Кузьмич, чистенький, в вылинявшей спецовочке и в новом картузе, сладко пригорюнясь, стоял перед машиной, сложив руки на животе. Генкины легионеры, вытирая руки ветошью, ходили вокруг, ласково матерясь.
- Хоть целуйся с ней, елкин корень! - сказал Борис.
- Теперь первое дело - не тушеваться,- добавил Генка.
И я понял, что надо доставать кошелек. И я достал его и роздал имение свое, которое нажил тем, что заблаговременно заложил душу в одном издательстве. Душа была оценена невысоко, денег не хватило бы и на закуску, несмотря на то, что в таких случаях закуска бывает скромнее даже, чем на дружеском рауте в посольстве, куда лучше всего приходить немедленно после плотного обеда.
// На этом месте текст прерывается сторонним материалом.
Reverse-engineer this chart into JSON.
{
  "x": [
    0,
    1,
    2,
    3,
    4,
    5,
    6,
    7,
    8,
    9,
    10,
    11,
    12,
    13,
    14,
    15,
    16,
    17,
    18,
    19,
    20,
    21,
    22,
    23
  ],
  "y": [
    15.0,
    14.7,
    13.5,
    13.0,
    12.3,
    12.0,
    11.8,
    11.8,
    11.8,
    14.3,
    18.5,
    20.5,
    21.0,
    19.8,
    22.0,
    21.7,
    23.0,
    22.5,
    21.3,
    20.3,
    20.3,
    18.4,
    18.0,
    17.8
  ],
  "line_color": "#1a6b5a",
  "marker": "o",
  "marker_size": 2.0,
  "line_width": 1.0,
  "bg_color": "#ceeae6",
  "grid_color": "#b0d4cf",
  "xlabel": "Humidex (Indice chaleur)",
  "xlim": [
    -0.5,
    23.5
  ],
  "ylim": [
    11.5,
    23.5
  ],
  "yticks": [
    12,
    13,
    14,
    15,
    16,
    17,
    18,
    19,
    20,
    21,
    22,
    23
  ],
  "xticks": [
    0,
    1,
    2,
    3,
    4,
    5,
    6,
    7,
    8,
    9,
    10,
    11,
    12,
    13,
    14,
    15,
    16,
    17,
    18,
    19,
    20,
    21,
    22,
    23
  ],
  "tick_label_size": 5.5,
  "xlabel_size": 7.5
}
Я роздал имение свое под дружное одобрение ближних своих, стараясь думать главным образом о том, что все суета сует и всяческая суета, как говорил царь Соломон Давыдович, а также о том, что деньги - дело наживное, как мог бы сказать другой Соломон Давыдович, заведующий магазином номер двести три. Я раздавал имение свое, шепча бессмертные стихи знаменитого мудреца из Рустави:
То, что спрятал - то пропало.
То, что отдал - то твое...
ГЛАВА ЧЕТВЕРТАЯ
Карпухин подошел к Анютке и, увидав перед собою довольно миленькую голубоглазую особу, снял кепку:
- Извините... Как вас зовут?
- Я не знакомлюсь на улице,- нервно перебила Анютка.
- Хорошо,- отступил Карпухин,- я подожду. Мы познакомимся в кафе.
Анютка засмеялась:
- В каком еще кафе?
- Если угодно, в кафе «Лира». Это здесь рядом... Хотите, я вам скажу, зачем вы здесь?
- Ну зачем?
- Сейчас вас показывают из окна одному человеку. Вашему свидетелю.
Анютка насторожилась:
- Какому еще свидетелю? Не знаю, о чем вы говорите...
- Не бойтесь меня, - сказал Карпухин.
- А я вас не боюсь. Чего мне вас бояться? Не знаю, о чем вы говорите.
- Вас зовут Анна Ивановна Сименюк?
- А вам зачем?
- Видите ли, - сказал Карпухин, - вы мне понравились еще тогда, когда я вас впервые увидел во время аварии. Помните? Вы стояли такая растерянная, когда мой товарищ принес вам свою визитную карточку... И этот несчастный старик, которого увезли на «скорой помощи»... Ужасная встреча...
Анютка облизнула губы. Она попала в весьма затруднительное положение. Может быть, этот бородатый нахал подослан следователем. Как быть?
- Как вас называют друзья? - не унимался Карпухин.- Нюра? Аннет? Анечка?
- Анюта,- ответила она, оттягивая время.
- Вы меня боитесь, - просительно сказал он, - а я вас не могу забыть с того момента...
«С какого момента, - подумала Анютка, - никакого момента не было, чего он привязался?»